Reviewers have latched on to songs like “Nameless, Faceless” and “I’m Not Your Mother, I’m Not Your Bitch” in which Barnett reckons with gender expectations, discrimination, and violence.

Early on, Barnett struggled with the process of trying to add a more explicitly socially conscious backdrop to her music. She hated her earliest attempts at writing songs in that vein, describing them as “a bit self-righteous and full of ego.”

Writing those early songs was an alienating experience, one that Barnett had been through before. When she began writing songs as a teenager, as she first explained to me in a 2015 interview with this magazine, Barnett initially tried to conform to the idea of what she thought a good, important song should be.

Writing for her new album, Barnett had that same initial feeling: a moment where she felt overcome by the expectations of the type of serious art she was supposed to create.
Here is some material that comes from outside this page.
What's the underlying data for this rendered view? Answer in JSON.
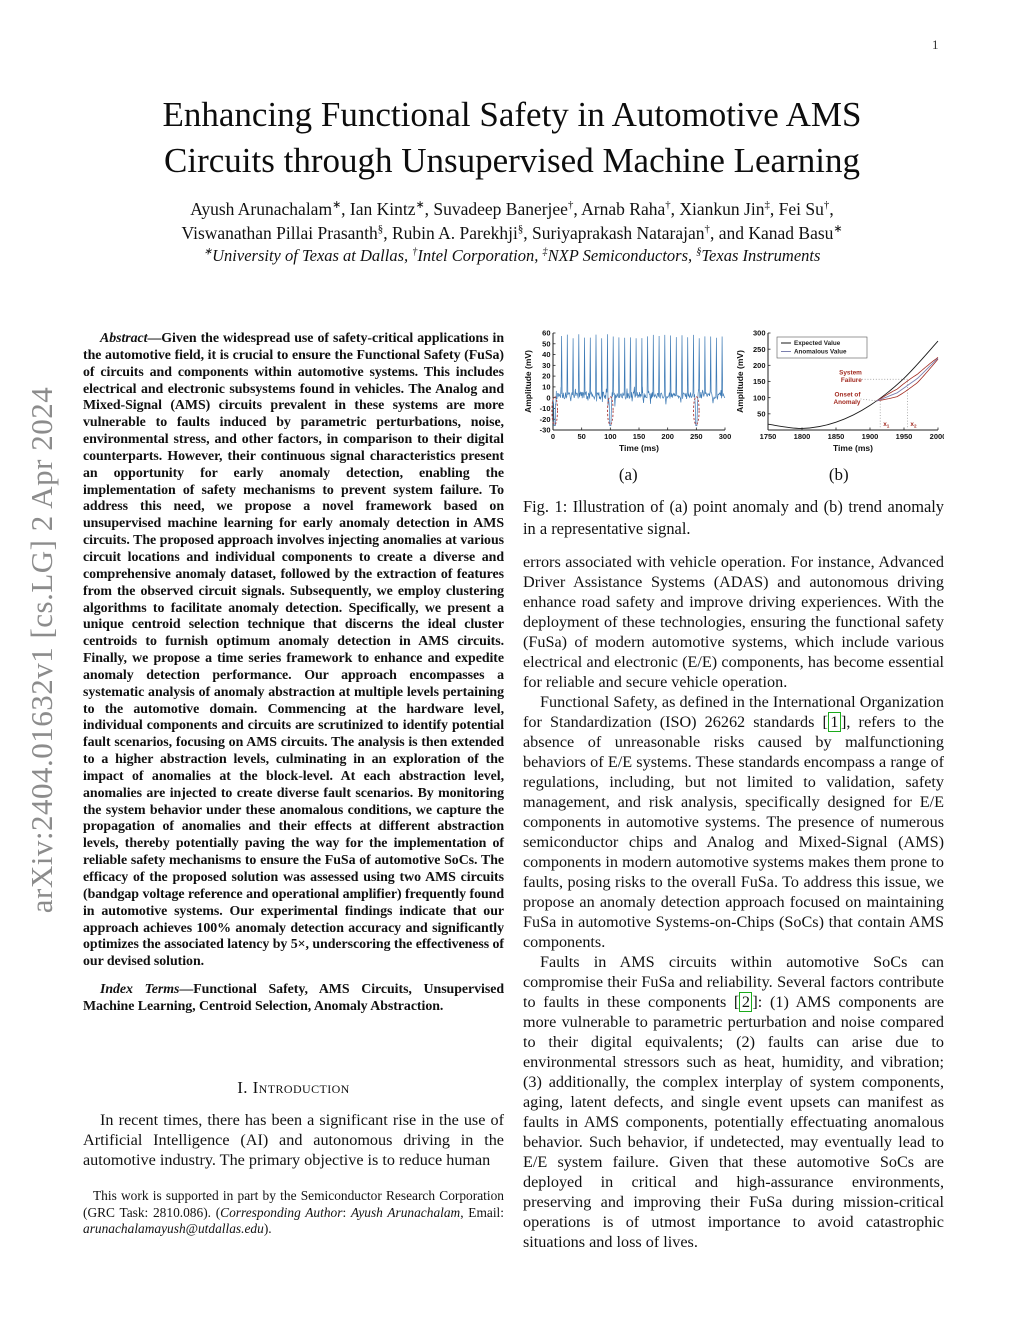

“When I was a kid I used to write the idea of what I thought a song was, which was, yeah, like a big love song. It wasn’t natural,” she says today. “The point of that story is that I was trying to do something that I thought was a version of what something should be. In a way, that’s how I started writing some of these new songs; I thought that I should do it in a certain way, which didn’t bring any truth or emotion and just made it feel mechanical.”

Gradually, she found a way to balance her response to writing music in such a dark global climate with her innate desire to find light and levity in her subject matter. “I’m always trying to find positives in the negatives and see what good that could do, or where a certain song can go instead of just dwelling,” she says. At one point, she channeled that mix of feelings into her very own new word: “Hopefulessness,” the title of the album’s opening song.

That sense of weary optimism can be heard on the album’s centerpiece “Charity,” a mid-tempo pop-rocker that serves as the closest thing to an anthem Barnett has ever written.

“At the end of/ Every season/ I’m spent up,” Barnett sings in the song’s impeccably phrased opening line. “Keep thinking this will be the one.”

“It’s a bit of an amalgamation of ideas. It’s about projection and assumption and it’s kind of tongue in cheek but also pretty serious I guess, I don’t know. It’s such a pop song. It’s fun,” is all Barnett says about the song.

Ever since she started making music, Barnett has always been infatuated with melody and pop hooks. Her songs actually frequently begin as jokes: Barnett will experiment with a comically catchy riff on guitar, and then see what it’d sound like to pair the intentionally over-the-top riff with strangely dark lyrics.

“I’ll try to write the poppiest, most silly song and then I’ll think, ‘Oh, that’s actually quite interesting,’” she says. “I’ll think, “It’d be funny to see how that works with a serious topic along with it.”

While working on Tell Me How It Really Feels, Barnett noticed that almost every song she was working on was written in the second person. Most of the songs began as pieces of advice written addressed to friends and loved ones, but gradually she realized she was actually writing about herself.

“I’d try to write a song about someone I was close to who was going through something, but it would turn into a total self-help book,” Barnett told Pitchfork earlier this year. “When I look back, it’s like, ‘Oh, wow, I was trying really hard to help myself get through something.”

“Sometimes there’s no difference between the ‘you’ and the ‘me’ and it’s all the same thing,” says the singer. “Even when I’m talking about someone else, you’re ultimately talking about your own interpretation of their situation and you can’t help that you won’t have that mirrored back to you. Most of these songs were about other people, but it kind of rubs off. You can’t help weaving a bit of yourself in there.”

Barnett ponders this for a moment.

“I can’t write something that doesn’t mean something to me.”